In a Dec. 2 research paper, Green Street said that hybrid work, meaning a worker splitting their time between a corporate office and another location either closer to or in the home, “appears to be a base case, not a fad,” and that it may reduce aggregate office demand by around 15 percent in coming years.

Joe Stokes, global lead of CBRE Host, the real estate services giant’s mobile app, which it offers to landlords who aren’t big enough to afford their own, said landlord sensitivity to employee needs down to the individual level will be “key” going forward.

“We all want a human experience,” he said. “In a world where we feel isolated, the human element and the experiential component is going to be key. We’ve certainly seen an increase in demand for guest relations, for concierges, for community management, and I think that will increase in 2022.”

Marc Holliday, CEO of SL Green Realty Corp., said last year on a conference call that he was confident that “spotty Wi-Fi,” among other issues, would drive workers back to the office when the chance presents itself. A spokeswoman for the real estate investment trust, the largest owner of office buildings in New York, said the company does not employ a person or a team to address the odd needs of a tenant.
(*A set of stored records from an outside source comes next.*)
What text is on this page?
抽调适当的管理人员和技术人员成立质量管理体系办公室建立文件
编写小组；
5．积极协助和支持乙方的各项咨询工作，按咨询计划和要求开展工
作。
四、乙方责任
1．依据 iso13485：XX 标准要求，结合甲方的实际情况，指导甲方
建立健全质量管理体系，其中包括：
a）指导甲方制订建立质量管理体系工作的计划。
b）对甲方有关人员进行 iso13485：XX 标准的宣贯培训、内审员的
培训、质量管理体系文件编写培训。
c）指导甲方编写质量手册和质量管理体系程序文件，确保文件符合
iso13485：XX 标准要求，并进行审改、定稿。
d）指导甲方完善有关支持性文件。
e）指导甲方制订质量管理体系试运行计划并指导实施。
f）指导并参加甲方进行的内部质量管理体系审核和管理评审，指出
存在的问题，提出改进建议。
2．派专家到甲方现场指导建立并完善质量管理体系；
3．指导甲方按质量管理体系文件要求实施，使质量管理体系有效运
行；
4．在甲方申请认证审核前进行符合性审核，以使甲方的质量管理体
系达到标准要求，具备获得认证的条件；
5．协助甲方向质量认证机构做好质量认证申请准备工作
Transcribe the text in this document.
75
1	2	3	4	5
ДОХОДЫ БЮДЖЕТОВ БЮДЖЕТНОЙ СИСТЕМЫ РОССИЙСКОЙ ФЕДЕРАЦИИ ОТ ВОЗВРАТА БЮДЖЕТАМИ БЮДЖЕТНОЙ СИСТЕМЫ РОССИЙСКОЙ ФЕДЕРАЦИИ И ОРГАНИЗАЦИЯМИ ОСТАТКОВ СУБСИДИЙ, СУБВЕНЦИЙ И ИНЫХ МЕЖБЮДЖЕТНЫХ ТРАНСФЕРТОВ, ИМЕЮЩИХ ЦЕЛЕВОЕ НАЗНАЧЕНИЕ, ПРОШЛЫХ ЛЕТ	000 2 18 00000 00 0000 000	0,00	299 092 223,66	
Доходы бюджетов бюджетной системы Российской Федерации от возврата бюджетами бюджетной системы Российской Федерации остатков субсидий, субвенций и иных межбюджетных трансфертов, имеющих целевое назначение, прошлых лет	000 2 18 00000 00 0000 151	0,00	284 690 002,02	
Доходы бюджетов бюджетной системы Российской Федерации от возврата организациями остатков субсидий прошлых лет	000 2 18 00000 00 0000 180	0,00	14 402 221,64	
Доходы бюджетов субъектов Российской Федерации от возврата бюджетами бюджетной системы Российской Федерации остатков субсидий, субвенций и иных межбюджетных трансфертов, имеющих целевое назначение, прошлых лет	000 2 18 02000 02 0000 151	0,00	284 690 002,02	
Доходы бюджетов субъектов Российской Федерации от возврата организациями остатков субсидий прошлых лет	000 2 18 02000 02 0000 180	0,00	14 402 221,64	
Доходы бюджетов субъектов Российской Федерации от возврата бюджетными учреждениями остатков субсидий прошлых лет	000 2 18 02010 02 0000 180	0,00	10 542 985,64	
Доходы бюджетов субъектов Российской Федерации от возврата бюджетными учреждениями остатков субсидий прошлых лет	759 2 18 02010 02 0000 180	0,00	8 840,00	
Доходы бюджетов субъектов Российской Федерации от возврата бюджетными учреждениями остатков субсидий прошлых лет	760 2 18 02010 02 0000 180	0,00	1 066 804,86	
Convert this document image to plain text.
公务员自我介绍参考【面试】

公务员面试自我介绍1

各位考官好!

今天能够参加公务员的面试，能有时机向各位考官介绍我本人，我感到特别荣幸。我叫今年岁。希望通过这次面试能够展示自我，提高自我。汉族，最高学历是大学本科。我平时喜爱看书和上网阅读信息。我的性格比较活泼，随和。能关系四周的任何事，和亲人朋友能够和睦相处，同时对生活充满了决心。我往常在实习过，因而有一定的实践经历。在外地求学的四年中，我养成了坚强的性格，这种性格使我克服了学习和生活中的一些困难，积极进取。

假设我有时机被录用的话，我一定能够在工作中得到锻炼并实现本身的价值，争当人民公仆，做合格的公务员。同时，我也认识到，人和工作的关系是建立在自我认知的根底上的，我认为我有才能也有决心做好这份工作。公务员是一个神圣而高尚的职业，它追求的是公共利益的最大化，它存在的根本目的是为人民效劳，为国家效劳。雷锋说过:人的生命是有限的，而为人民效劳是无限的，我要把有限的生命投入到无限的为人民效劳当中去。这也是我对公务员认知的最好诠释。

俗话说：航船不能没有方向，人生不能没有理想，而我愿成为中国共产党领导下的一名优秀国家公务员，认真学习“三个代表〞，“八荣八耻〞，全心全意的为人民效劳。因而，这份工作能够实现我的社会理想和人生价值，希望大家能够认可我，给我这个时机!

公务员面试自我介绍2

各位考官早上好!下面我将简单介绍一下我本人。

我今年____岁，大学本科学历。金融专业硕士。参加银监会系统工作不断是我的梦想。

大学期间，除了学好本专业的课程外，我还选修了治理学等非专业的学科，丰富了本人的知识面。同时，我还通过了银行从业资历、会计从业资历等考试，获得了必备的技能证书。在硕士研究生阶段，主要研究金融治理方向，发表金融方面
“So far there has been no change in space requirements,” said Alexander Goldfarb, a real estate investment trust analyst with investment and securities firm Piper Sandler. “But, at the same time, similar to retail, you’ve seen a flight to quality. Leasing for buildings built after 2000, and buildings that have been recently renovated, is very different than for older buildings. 

“So, if you are a landlord and you haven’t invested in your office building, you’re losing,” Goldfarb said. “The winners right now are either brand-new construction, or people who have spent a lot of money updating their facilities.”